Joe Wieskamp testing the NBA Draft process makes sense under the new rules

Joe Wieskamp

By Pat Harty

IOWA CITY, Iowa - Joe Wieskamp is no different than just about everybody else who plays college basketball at the highest level.

His ultimate goal is to the play in the NBA, probably the sooner the better.

The 6-foot-6 Wieskamp is so determined to play in the NBA that he has decided to test the NBA draft process as a freshman.

“My dream has always been to play in the NBA,” Wieskamp said in a release. “I want to do everything that I can to turn that dream into a reality whenever that may be. I am excited to gain feedback and learn from this process.”

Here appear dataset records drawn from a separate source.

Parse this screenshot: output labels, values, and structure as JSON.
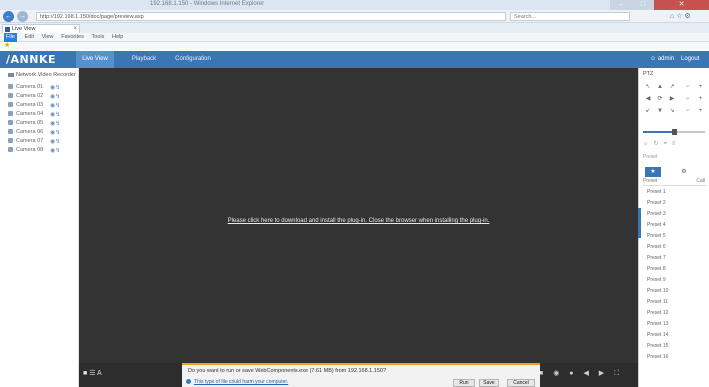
{
  "browser": {
    "window_caption": "192.168.1.150 - Windows Internet Explorer",
    "address": "http://192.168.1.150/doc/page/preview.asp",
    "search_placeholder": "Search...",
    "tab_label": "Live View",
    "menus": [
      "File",
      "Edit",
      "View",
      "Favorites",
      "Tools",
      "Help"
    ]
  },
  "app": {
    "logo": "/ANNKE",
    "nav_tabs": [
      "Live View",
      "Playback",
      "Configuration"
    ],
    "user": "admin",
    "logout": "Logout"
  },
  "left_panel": {
    "device_root": "Network Video Recorder",
    "cameras": [
      "Camera 01",
      "Camera 02",
      "Camera 03",
      "Camera 04",
      "Camera 05",
      "Camera 06",
      "Camera 07",
      "Camera 08"
    ]
  },
  "video": {
    "plugin_message": "Please click here to download and install the plug-in. Close the browser when installing the plug-in."
  },
  "notification": {
    "text": "Do you want to run or save WebComponents.exe (7.61 MB) from 192.168.1.150?",
    "warning_text": "This type of file could harm your computer.",
    "buttons": [
      "Run",
      "Save",
      "Cancel"
    ]
  },
  "right_panel": {
    "title": "PTZ",
    "ptz_grid": [
      "↖",
      "▲",
      "↗",
      "◀",
      "⟳",
      "▶",
      "↙",
      "▼",
      "↘"
    ],
    "ptz_side": [
      "−",
      "+",
      "−",
      "+",
      "−",
      "+"
    ],
    "subtitle": "Preset",
    "tab_icons": [
      "★",
      "⚙"
    ],
    "preset_header_left": "Preset",
    "preset_header_right": "Call",
    "presets": [
      "Preset 1",
      "Preset 2",
      "Preset 3",
      "Preset 4",
      "Preset 5",
      "Preset 6",
      "Preset 7",
      "Preset 8",
      "Preset 9",
      "Preset 10",
      "Preset 11",
      "Preset 12",
      "Preset 13",
      "Preset 14",
      "Preset 15",
      "Preset 16"
    ],
    "speed_level": 0.5
  },
  "colors": {
    "header": "#3a76b5",
    "video_bg": "#333333",
    "notify_accent": "#f0a020"
  }
}
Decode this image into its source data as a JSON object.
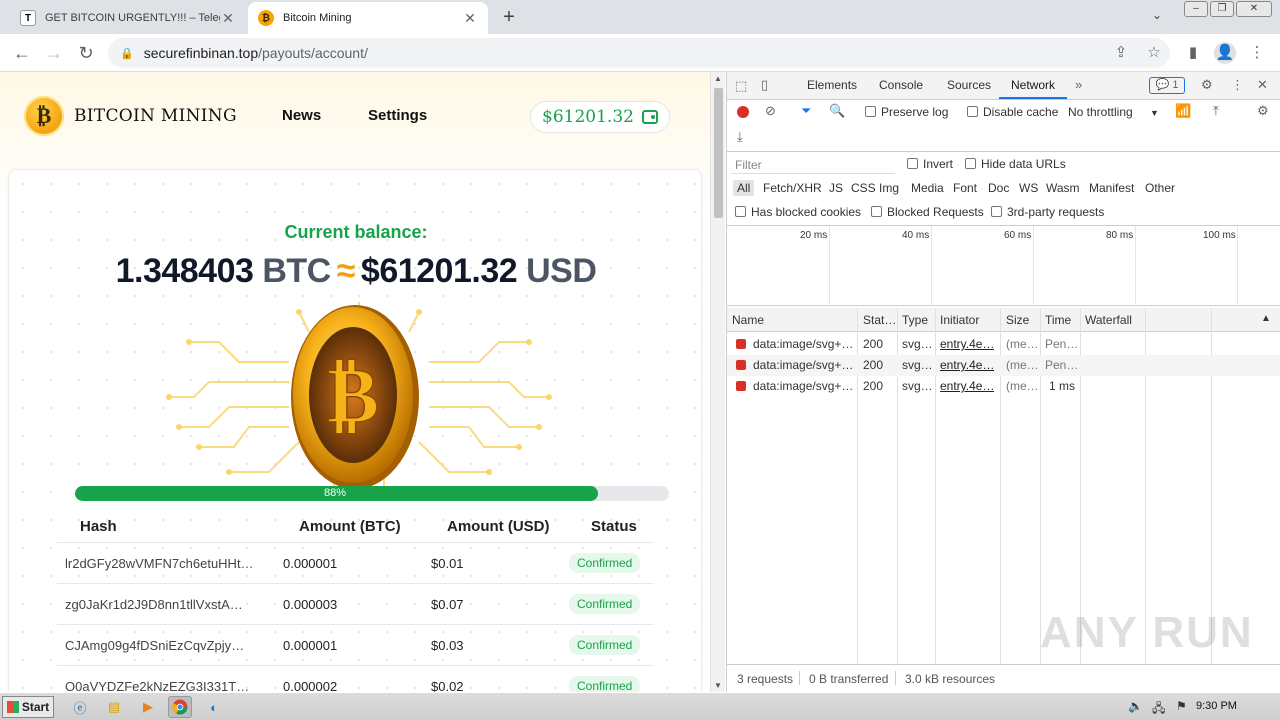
{
  "browser": {
    "tabs": [
      {
        "favicon": "T",
        "title": "GET BITCOIN URGENTLY!!! – Telegra"
      },
      {
        "favicon": "₿",
        "title": "Bitcoin Mining"
      }
    ],
    "url_host": "securefinbinan.top",
    "url_path": "/payouts/account/"
  },
  "site": {
    "logo_symbol": "₿",
    "logo_text": "BITCOIN MINING",
    "nav": [
      "News",
      "Settings"
    ],
    "wallet_balance": "$61201.32",
    "balance_label": "Current balance:",
    "balance_btc": "1.348403",
    "btc_unit": "BTC",
    "approx": "≈",
    "balance_usd": "$61201.32",
    "usd_unit": "USD",
    "progress": {
      "value": 0.88,
      "label": "88%"
    },
    "table": {
      "headers": [
        "Hash",
        "Amount (BTC)",
        "Amount (USD)",
        "Status"
      ],
      "rows": [
        {
          "hash": "lr2dGFy28wVMFN7ch6etuHHt…",
          "btc": "0.000001",
          "usd": "$0.01",
          "status": "Confirmed"
        },
        {
          "hash": "zg0JaKr1d2J9D8nn1tllVxstA…",
          "btc": "0.000003",
          "usd": "$0.07",
          "status": "Confirmed"
        },
        {
          "hash": "CJAmg09g4fDSniEzCqvZpjy…",
          "btc": "0.000001",
          "usd": "$0.03",
          "status": "Confirmed"
        },
        {
          "hash": "O0aVYDZFe2kNzEZG3I331T…",
          "btc": "0.000002",
          "usd": "$0.02",
          "status": "Confirmed"
        }
      ]
    },
    "colors": {
      "accent_green": "#16a34a",
      "accent_orange": "#f59e0b"
    }
  },
  "devtools": {
    "tabs": [
      "Elements",
      "Console",
      "Sources",
      "Network"
    ],
    "active_tab": "Network",
    "issues_count": "1",
    "preserve_log": "Preserve log",
    "disable_cache": "Disable cache",
    "throttling": "No throttling",
    "filter_placeholder": "Filter",
    "invert": "Invert",
    "hide_data_urls": "Hide data URLs",
    "types": [
      "All",
      "Fetch/XHR",
      "JS",
      "CSS",
      "Img",
      "Media",
      "Font",
      "Doc",
      "WS",
      "Wasm",
      "Manifest",
      "Other"
    ],
    "has_blocked_cookies": "Has blocked cookies",
    "blocked_requests": "Blocked Requests",
    "third_party": "3rd-party requests",
    "timeline_ticks": [
      "20 ms",
      "40 ms",
      "60 ms",
      "80 ms",
      "100 ms"
    ],
    "columns": [
      "Name",
      "Stat…",
      "Type",
      "Initiator",
      "Size",
      "Time",
      "Waterfall"
    ],
    "requests": [
      {
        "name": "data:image/svg+…",
        "status": "200",
        "type": "svg…",
        "initiator": "entry.4e…",
        "size": "(me…",
        "time": "Pen…"
      },
      {
        "name": "data:image/svg+…",
        "status": "200",
        "type": "svg…",
        "initiator": "entry.4e…",
        "size": "(me…",
        "time": "Pen…"
      },
      {
        "name": "data:image/svg+…",
        "status": "200",
        "type": "svg…",
        "initiator": "entry.4e…",
        "size": "(me…",
        "time": "1 ms"
      }
    ],
    "status_bar": [
      "3 requests",
      "0 B transferred",
      "3.0 kB resources"
    ]
  },
  "watermark": "ANY RUN",
  "taskbar": {
    "start": "Start",
    "clock": "9:30 PM"
  }
}
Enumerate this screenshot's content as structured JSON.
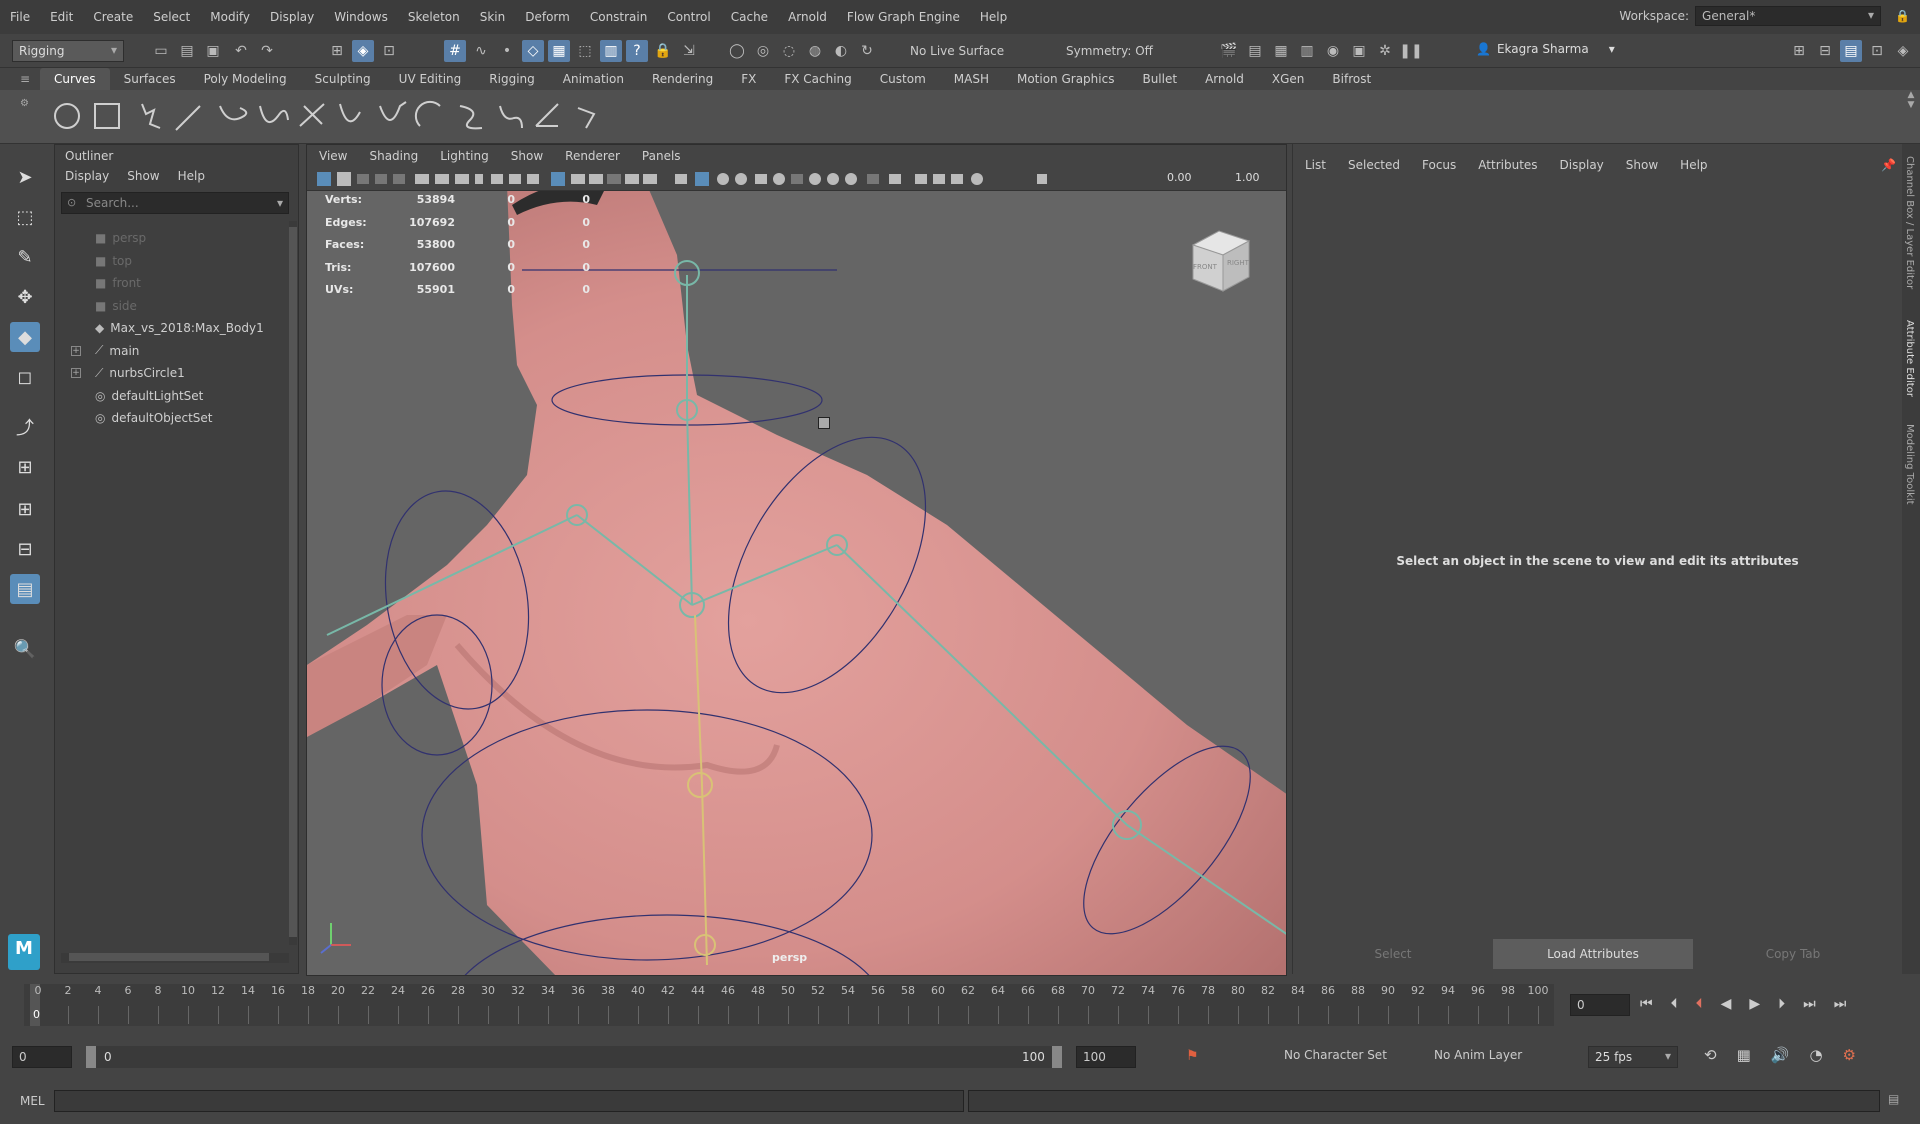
{
  "menubar": [
    "File",
    "Edit",
    "Create",
    "Select",
    "Modify",
    "Display",
    "Windows",
    "Skeleton",
    "Skin",
    "Deform",
    "Constrain",
    "Control",
    "Cache",
    "Arnold",
    "Flow Graph Engine",
    "Help"
  ],
  "workspace": {
    "label": "Workspace:",
    "value": "General*"
  },
  "status": {
    "menuset": "Rigging",
    "live_surface": "No Live Surface",
    "symmetry": "Symmetry: Off",
    "user": "Ekagra Sharma"
  },
  "shelf_tabs": [
    "Curves",
    "Surfaces",
    "Poly Modeling",
    "Sculpting",
    "UV Editing",
    "Rigging",
    "Animation",
    "Rendering",
    "FX",
    "FX Caching",
    "Custom",
    "MASH",
    "Motion Graphics",
    "Bullet",
    "Arnold",
    "XGen",
    "Bifrost"
  ],
  "shelf_active": "Curves",
  "outliner": {
    "title": "Outliner",
    "menus": [
      "Display",
      "Show",
      "Help"
    ],
    "search_placeholder": "Search...",
    "items": [
      {
        "label": "persp",
        "dim": true,
        "icon": "camera-icon"
      },
      {
        "label": "top",
        "dim": true,
        "icon": "camera-icon"
      },
      {
        "label": "front",
        "dim": true,
        "icon": "camera-icon"
      },
      {
        "label": "side",
        "dim": true,
        "icon": "camera-icon"
      },
      {
        "label": "Max_vs_2018:Max_Body1",
        "dim": false,
        "icon": "mesh-icon"
      },
      {
        "label": "main",
        "dim": false,
        "icon": "curve-icon",
        "expand": true
      },
      {
        "label": "nurbsCircle1",
        "dim": false,
        "icon": "curve-icon",
        "expand": true
      },
      {
        "label": "defaultLightSet",
        "dim": false,
        "icon": "set-icon"
      },
      {
        "label": "defaultObjectSet",
        "dim": false,
        "icon": "set-icon"
      }
    ]
  },
  "viewport": {
    "menus": [
      "View",
      "Shading",
      "Lighting",
      "Show",
      "Renderer",
      "Panels"
    ],
    "exposure": "0.00",
    "gamma": "1.00",
    "camera": "persp",
    "viewcube": {
      "front": "FRONT",
      "right": "RIGHT"
    },
    "hud": [
      {
        "label": "Verts:",
        "v": "53894",
        "a": "0",
        "b": "0"
      },
      {
        "label": "Edges:",
        "v": "107692",
        "a": "0",
        "b": "0"
      },
      {
        "label": "Faces:",
        "v": "53800",
        "a": "0",
        "b": "0"
      },
      {
        "label": "Tris:",
        "v": "107600",
        "a": "0",
        "b": "0"
      },
      {
        "label": "UVs:",
        "v": "55901",
        "a": "0",
        "b": "0"
      }
    ]
  },
  "attribute_editor": {
    "menus": [
      "List",
      "Selected",
      "Focus",
      "Attributes",
      "Display",
      "Show",
      "Help"
    ],
    "message": "Select an object in the scene to view and edit its attributes",
    "buttons": {
      "select": "Select",
      "load": "Load Attributes",
      "copy": "Copy Tab"
    }
  },
  "side_tabs": [
    "Channel Box / Layer Editor",
    "Attribute Editor",
    "Modeling Toolkit"
  ],
  "timeline": {
    "ticks": [
      "0",
      "2",
      "4",
      "6",
      "8",
      "10",
      "12",
      "14",
      "16",
      "18",
      "20",
      "22",
      "24",
      "26",
      "28",
      "30",
      "32",
      "34",
      "36",
      "38",
      "40",
      "42",
      "44",
      "46",
      "48",
      "50",
      "52",
      "54",
      "56",
      "58",
      "60",
      "62",
      "64",
      "66",
      "68",
      "70",
      "72",
      "74",
      "76",
      "78",
      "80",
      "82",
      "84",
      "86",
      "88",
      "90",
      "92",
      "94",
      "96",
      "98",
      "100"
    ],
    "current": "0",
    "current_field": "0"
  },
  "range": {
    "start": "0",
    "inner_start": "0",
    "inner_end": "100",
    "end": "100",
    "char_set": "No Character Set",
    "anim_layer": "No Anim Layer",
    "fps": "25 fps"
  },
  "cmd": {
    "label": "MEL"
  },
  "colors": {
    "accent": "#5a8db9",
    "skin": "#d79390",
    "viewport_bg": "#656565"
  }
}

Wieskamp now has until May 29 to decide whether he will actually keep his name in the two-round NBA draft that will take place on June 20 or return to Iowa for his sophomore season.

That will give Wieskamp more than a month to learn where he stands as a draft prospect and to gather as much information as possible.

“Joe should take advantage of this opportunity and we fully support his decision,” said Iowa head coach Fran McCaffery. “This rule is a positive one for those in pursuit of their professional dreams. We have had players in the past go through the process, all of whom found it beneficial in gathering information through workouts and interviews from NBA personnel. We will assist Joe throughout the process.”

The only potential downside to this decision is that it might cause Wieskamp to miss some practice time with his Iowa teammates this spring if he actually goes as far as to visit some NBA organizations.

But that seems pretty minor compared to the benefits.

It used to be that declaring for the NBA Draft usually meant that a college player already had one foot out of the door and was ready to move on.

That is no longer the case, though.

The rules concerning early entry in the NBA Draft aren’t nearly as rigid as they used to be. College players now have more flexibility and more freedom to gauge the likelihood of getting drafted without forfeiting college eligibility. And they’re taking advantage of it.

My guess is that Wieskamp knows that he isn’t ready to play in the NBA, but he wants to hear from NBA scouts and executives about what it’ll take to get him ready.

Wieskamp is certainly an intriguing talent as he started every game for Iowa as a freshman this past and averaged 11.1 points and 4.9 rebounds per contest for a team that finished 23-12 and advanced to the second round of the NCAA Tournament.

Iowa teammates Tyler Cook and Isaiah Moss also tested the NBA Draft process last spring before returning to Iowa for their junior seasons.

The 6-9 Cook is expected to declare for the draft again this spring, but this time he reportedly plans to hire an agent and will not return to Iowa for his senior season.

The 6-5 Moss has not said publicly what he plans to do this offseason. But since he already has tested the draft process once, it makes sense that he would do it again.

Should that happen, along with Cook almost certainly leaving, and with Wieskamp testing the draft process and Maishe Dailey already planning to transfer, this offseason could have some distractions.

Selfishly, you’d prefer that all of the returning players stay focused on being a Hawkeye until their eligibility is finished. But that isn’t the world we live in, and Wieskamp’s decision to test the draft process is a reminder of that.

The Muscatine native has a bigger goal than just being a Hawkeye and testing the NBA Draft process is one step to achieving that goal.